Grundlegende Kritik an § 163 Abs. 2 FGG-RG wird vor allem im Hinblick auf ein denkbares Scheitern der Vermittlungsbemühungen des Sachverständigen geübt. Allerdings erfolgt ein Rollenwechsel vom Mediator zum Sachverständigen auch dann nicht, wenn die Vermittlungsbemühungen des Sachverständigen scheitern, wie Willutzki befürchtet, wenn zunächst die Daten erhoben und erst dann zum Mittel der Intervention gegriffen wird.
Im Übrigen darf der vom Gericht bestellte Sachverständige nicht als Mediator auftreten, sondern, wie bereits mehrfach hervorgehoben, lediglich als ein durch Gerichtsbeschluss auf Einvernehmen hinwirkender Gerichtsgutachter, der sich beispielsweise mediativer Techniken bedient.
Auch die Befürchtung, dass der Sachverständige vom Familiengericht keinen Auftrag zur Begutachtung bekommen könnte, sondern nur noch den Auftrag, auf Einigung hinzuwirken, ist nach dem Wortlaut der Vorschrift und den Begründungen und Erläuterungen eines der Entwurfsverfasser nicht zu befürchten.
Dieser Kritik ist darüber hinaus entgegenzuhalten, dass der Sachverständige zunächst den diagnostischen Prozess (Gespräche, Beobachtungen, gegebenenfalls testpsychologische Untersuchungen) durchzuführen hat, um sodann – auch – unter Zuhilfenahme der neuen diagnostischen Erkenntnisse, den Eltern oder sonstigen Personen, Hilfe und Unterstützung zu geben, um eine gemeinsam getragene Lösung anzustreben und zu finden.
Die weitergehende Kritik, die Parteien könnten die Person des Sachverständigen nicht aussuchen, sie würden den theoretischen Hintergrund des Sachverständigen nicht kennen, der Sachverständige sei anders als das Jugendamt nicht dem Kindeswohl und dem Elternprimat verpflichtet oder die Kosten der Vermittlung ginge zu Lasten des Justizhaushaltes oder auf Kosten der Eltern, erscheinen nicht gravierend:
1. Auch ein Mediator einer freien Beratungsstelle kann normalerweise nicht "ausgesucht" werden, da hier wohl eher freie Kapazitäten ausschlaggebend sind.

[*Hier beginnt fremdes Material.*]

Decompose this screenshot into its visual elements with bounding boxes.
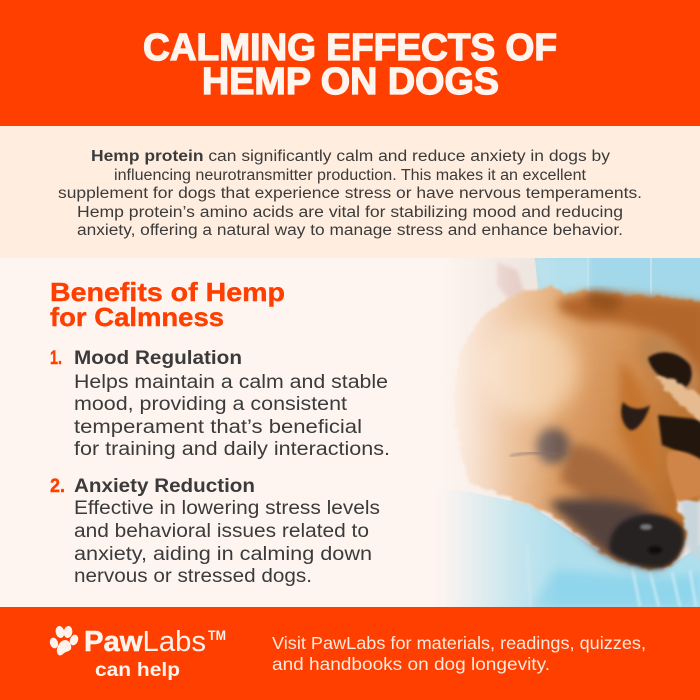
benefit 1 text (74, 372, 390, 460)
dog head and body (454, 287, 700, 570)
benefit 2 text: anxiety, aiding in calming down (74, 544, 372, 565)
number 2: 2. (50, 476, 65, 497)
intro text: influencing neurotransmitter production. This makes it an excellent (114, 167, 587, 184)
left fade (430, 258, 560, 607)
title: HEMP ON DOGS (202, 61, 499, 103)
title (143, 27, 557, 103)
intro text: Hemp protein can significantly calm and reduce anxiety in dogs by (91, 148, 610, 165)
benefit 2 text: and behavioral issues related to (74, 521, 369, 542)
nose (610, 514, 685, 568)
snout shadow (548, 498, 680, 568)
logo wordmark: PawLabs (84, 626, 206, 658)
footer text (272, 633, 646, 674)
footer band (0, 607, 700, 700)
face shading (620, 360, 660, 480)
blanket (453, 490, 700, 607)
can help: can help (95, 660, 180, 681)
benefit 2 text: nervous or stressed dogs. (74, 566, 312, 587)
benefits panel background (0, 258, 700, 607)
intro text (58, 148, 642, 239)
benefit 1 text: mood, providing a consistent (74, 394, 348, 415)
dark neck area (658, 415, 700, 465)
dark ear (648, 352, 692, 388)
footer text: and handbooks on dog longevity. (272, 654, 550, 674)
benefit 1 text: for training and daily interactions. (74, 439, 390, 460)
icon: paw (48, 625, 80, 655)
benefit 1 text: temperament that’s beneficial (74, 417, 362, 438)
benefit 2: anxiety reduction (50, 476, 380, 587)
left eye (510, 428, 570, 464)
photo: sleeping dog (430, 258, 700, 607)
title: CALMING EFFECTS OF (143, 27, 557, 69)
ear flap (640, 334, 700, 395)
heading: benefits (50, 277, 285, 332)
intro panel (0, 126, 700, 258)
heading: benefits: for Calmness (50, 302, 224, 332)
right eye (621, 402, 650, 430)
forehead highlight (482, 322, 578, 418)
benefit 2 text: Effective in lowering stress levels (74, 498, 380, 519)
header band (0, 0, 700, 126)
intro text: supplement for dogs that experience stress or have nervous temperaments. (58, 185, 642, 202)
footer text: Visit PawLabs for materials, readings, quizzes, (272, 633, 646, 653)
benefit 1 heading: Mood Regulation (74, 348, 242, 369)
number 1: 1. (50, 348, 62, 369)
benefit 2 heading: Anxiety Reduction (74, 476, 255, 497)
benefit 1: mood regulation (50, 348, 390, 460)
benefit 1 text: Helps maintain a calm and stable (74, 372, 388, 393)
paw (667, 451, 700, 502)
benefit 2 text (74, 498, 380, 587)
intro text: anxiety, offering a natural way to manage stress and enhance behavior. (77, 222, 623, 239)
upper body darker fur (554, 286, 700, 371)
ear fur tuft (655, 377, 700, 425)
intro text: Hemp protein’s amino acids are vital for stabilizing mood and reducing (77, 204, 623, 221)
heading: benefits: Benefits of Hemp (50, 277, 285, 307)
trademark: TM (208, 627, 226, 643)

Ebenso wenig wird der theoretische Hintergrund eines Mediators oder psychologischen Beraters bekannt sein bzw. in Erfahrung gebracht werden.
2. Auch der Sachverständige ist wie das Familiengericht dem Kindeswohl verpflichtet. Das Kindeswohl stellt die verfahrensrechtlich wichtigste Leitlinie im familienrechtlichen Verfahren dar, an die sich alle Beteiligten zu halten und zu orientieren haben.
3. Es ist richtig, dass der Sachverständige nicht dem Elternprimat verpflichtet ist. Der Sachverständige ist Gutachter und Vermittler in schwierigen Kindschaftssachen, nicht aber "Anwalt" der Eltern.
4. Ein Begutachtungsprozess, der mit Teillösungen oder sogar Einvernehmen endet, wird in aller Regel weitaus weniger Kosten verursachen als die schriftliche Ausarbeitung eines umfangreichen Gutachtens mit 40 oder mehr Seiten. Eine strukturierte und zielorientierte Intervention mit dem Ziel, auch auf die Herstellung des Einvernehmens zwischen den Beteiligten hinzuwirken, wird kaum mehr als zwei bis drei Stunden umfassen, da nach der Zeit des vorangestellten Begutachtungsprozesses mit 10 bis 20 Stunden Arbeitszeit und spätestens nach Ablauf von zwei bis drei weiteren Stunden entweder Einvernehmen hergestellt ist oder die Aussichtslosigkeit derartiger Bemühungen für alle Beteiligten offenkundig wird.